Pour la clinique du travail, ce sont les écarts entre les normes, les prescriptions de travail et le travail tel qu’il se fait dans la réalité qui constitue le travail vivant, le travail réel.
Si l’on considère donc que le présent est le temps du travail réel, alors vivre pleinement dans le présent facilite l’adaptation des procédures de travail soit à l’actualité concrète de l’équipe, soit à des évolutions récurrentes du marché. C’est reconnaître que les adaptations sont possibles (et poser un cadre pour les autoriser et les sécuriser) et éviter des temps de latence trop longs dans la prise en charge individuelle et collective des dysfonctionnements.
Ainsi dans le cadre du travail posté, si je m’aperçois que mon outil de travail montre des signes de faiblesse, deux cas de figure s’offrent à moi. Si je vis mon travail avec l’accomplissement du résultat à la fin de mon cycle comme seul objectif (ou préoccupation), je vais pousser l’outil à l’extrême. Si je vis dans le présent ce dysfonctionnement, je ne vais peut être pas répondre aux objectifs de production attendus. Mais j’enclencherai une opération de maintenance qui permettra éventuellement de résoudre l’incident, évitant une panne définitive qui immobiliserait la machine plus longtemps.

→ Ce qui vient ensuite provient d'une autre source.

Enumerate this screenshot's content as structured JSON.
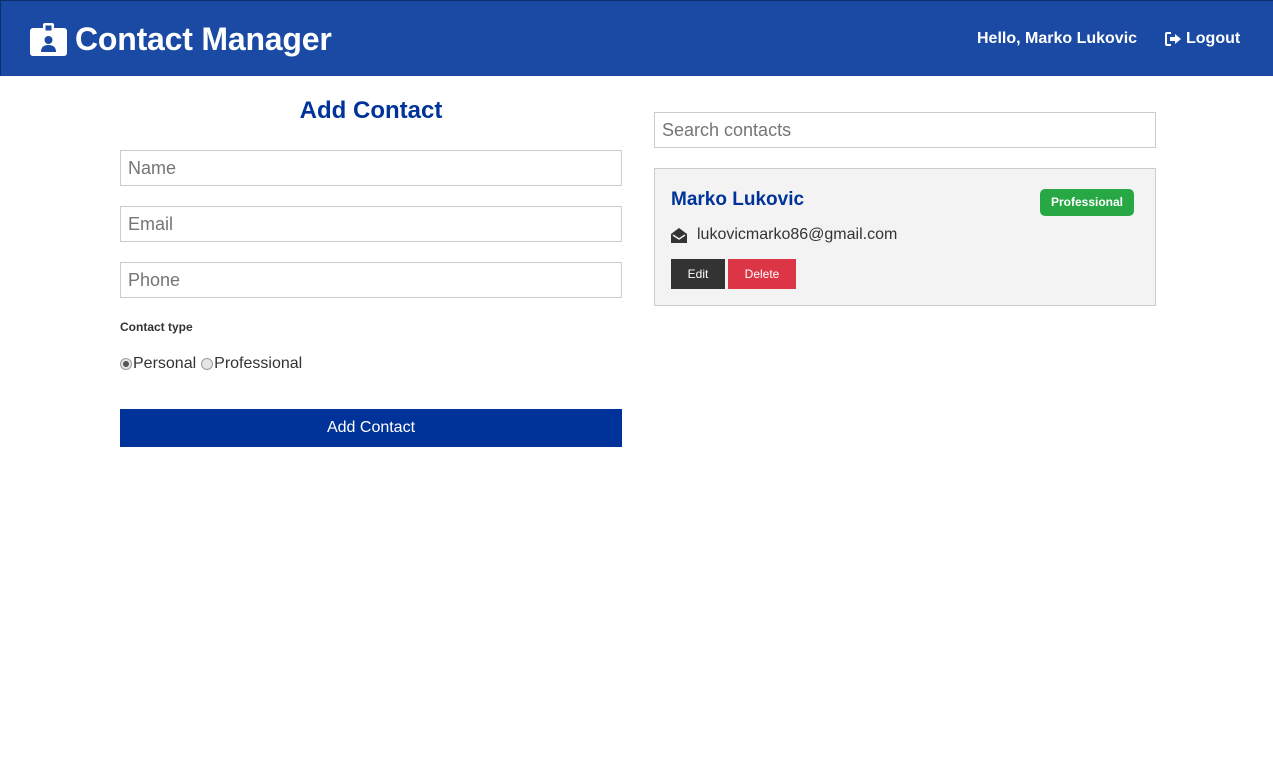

C’est dans la conscience des enjeux de ma tâche que je peux prendre la décision d’agir dans la préservation de l’outil plutôt que du résultat immédiat. Cela suppose d’en avoir l’information, d’être dans un univers de travail où la pensée et l’initiative sont reconnues et saluées, où les objectifs entre les personnes et les équipes sont congruents et partagés.
Penser l’entreprise au présent suppose d’accepter de regarder les écarts entre le travail réel et le travail prescrit, de reconnaître tout ce que chacun investit de lui-même dans le travail et comment il n’est pas de frontière entre être en soi et être au travail. Alors l’organisation repositionne l’homme au travail au centre de l’activité pour la réalisation de ses objectifs. Il est probable alors que des effets positifs réels se constatent en matière d’accidentologie, d’absentéisme, d’inertie et d’agilité dans la résolution de problèmes.
[1] Christophe Dejours, « subjectivité, travail et action », article de Mai 2001. Christophe Dejours est professeur de psychologie du travail au CNAM à Paris et Directeur du Laboratoire de psycho dynamique du travail et de l’action.Merci à Pascale Betin, consultante RH et coach pour ses éclairages sur la psychologie et la clinique du travail.